BLAZE Travel Guides - Kyiv, Ukraine, March 2009
The running route advised by BLAZE Travel Guides' "Running the World - Kyiv, Ukraine" - leads directly through Maydan Nezalezhnosti, or Independence Square. This was the site of the country's 2004 Orange Revolution, in which an estimated 500,000 people came together on the city streets to protest the controversial election victory of Victor Yanukovich, the country's pro-Russia prime minister. The protest, the most recent of Eastern Europe's "Velvet Revolution", led to the installment of opposition leader Viktor Yushchenko in the country's executive role, and the success of the Orange movement was largely viewed as a Ukrainian turn to the West.
Therefore, it was disappointing for many when Sunday's presidential election resulted in Viktor Yanukovich defeating Yulia Timoshenko. The former's victory seems to indicate a defeat for the Orange Revolution, the hopes, and the dreams, which manifested themselves so strongly five years ago.

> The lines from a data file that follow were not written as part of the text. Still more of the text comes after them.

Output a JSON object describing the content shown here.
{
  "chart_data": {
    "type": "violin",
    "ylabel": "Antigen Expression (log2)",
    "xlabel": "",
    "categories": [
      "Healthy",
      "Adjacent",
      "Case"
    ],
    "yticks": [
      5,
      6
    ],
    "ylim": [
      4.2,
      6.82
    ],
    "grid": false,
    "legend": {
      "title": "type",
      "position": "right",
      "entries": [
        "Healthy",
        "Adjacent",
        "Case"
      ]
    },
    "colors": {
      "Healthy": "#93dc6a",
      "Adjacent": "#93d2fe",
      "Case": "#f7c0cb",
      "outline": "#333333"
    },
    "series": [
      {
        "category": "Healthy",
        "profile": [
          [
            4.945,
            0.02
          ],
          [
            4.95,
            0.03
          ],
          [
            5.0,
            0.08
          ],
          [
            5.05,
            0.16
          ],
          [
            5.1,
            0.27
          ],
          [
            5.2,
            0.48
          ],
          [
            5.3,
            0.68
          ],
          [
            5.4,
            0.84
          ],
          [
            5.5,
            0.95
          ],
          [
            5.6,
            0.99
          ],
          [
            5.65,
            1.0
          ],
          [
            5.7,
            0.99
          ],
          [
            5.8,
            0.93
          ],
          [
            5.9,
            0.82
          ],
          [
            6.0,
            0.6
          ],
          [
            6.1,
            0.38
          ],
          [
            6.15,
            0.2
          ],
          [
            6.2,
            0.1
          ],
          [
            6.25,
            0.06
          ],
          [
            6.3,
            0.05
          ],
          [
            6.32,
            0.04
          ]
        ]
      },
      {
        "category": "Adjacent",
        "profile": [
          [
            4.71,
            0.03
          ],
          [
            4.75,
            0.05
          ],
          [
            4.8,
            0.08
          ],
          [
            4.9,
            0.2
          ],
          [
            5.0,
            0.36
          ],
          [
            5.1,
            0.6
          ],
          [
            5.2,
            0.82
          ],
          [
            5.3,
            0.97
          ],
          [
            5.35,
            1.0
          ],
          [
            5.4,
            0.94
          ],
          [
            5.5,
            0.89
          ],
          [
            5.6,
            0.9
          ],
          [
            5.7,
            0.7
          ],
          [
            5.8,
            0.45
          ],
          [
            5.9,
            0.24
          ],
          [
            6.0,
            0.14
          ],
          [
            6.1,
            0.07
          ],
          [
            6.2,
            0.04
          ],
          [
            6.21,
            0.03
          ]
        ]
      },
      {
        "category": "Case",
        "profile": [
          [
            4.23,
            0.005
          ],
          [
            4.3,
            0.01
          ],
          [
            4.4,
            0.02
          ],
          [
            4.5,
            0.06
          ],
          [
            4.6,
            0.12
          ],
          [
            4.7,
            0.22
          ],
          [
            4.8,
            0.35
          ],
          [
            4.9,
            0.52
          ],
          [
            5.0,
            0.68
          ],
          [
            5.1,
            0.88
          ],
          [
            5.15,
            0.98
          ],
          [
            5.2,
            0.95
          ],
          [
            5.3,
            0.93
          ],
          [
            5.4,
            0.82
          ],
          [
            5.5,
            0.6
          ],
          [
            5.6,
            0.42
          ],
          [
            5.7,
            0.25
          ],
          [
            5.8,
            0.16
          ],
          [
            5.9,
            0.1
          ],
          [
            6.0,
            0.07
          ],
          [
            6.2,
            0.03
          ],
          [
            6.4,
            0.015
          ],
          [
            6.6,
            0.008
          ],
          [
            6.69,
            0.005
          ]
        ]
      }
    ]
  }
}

But many people BLAZE met on the streets of Ukraine would explain that the Orange revolutionaries did not lose the political footrace with Yanukovich and his pro-Kremlin policies. They bonked. That is, once the Orange people were in power, the movement was unable to deliver on its policies of economic refurbishment and social possibility. After a six-year marathon of hard, cold, and bitter disillusionment, it's no surprise that Ukraine hit the wall. Unable to continue on their current course they gave up, threw up, and threw their weight behind the power a very different party, one that sympathizes more with the country's mighty neighbor to the north.
What does this mean for the country's coming years? At this time election results are yet to become official, and the reaction of the largely pro-European Western Ukrainians are yet to be seen. But one thing seems clear: the course time on Ukraine's race to the West is running low, and it seems ready to run out before the country reaches the finish line.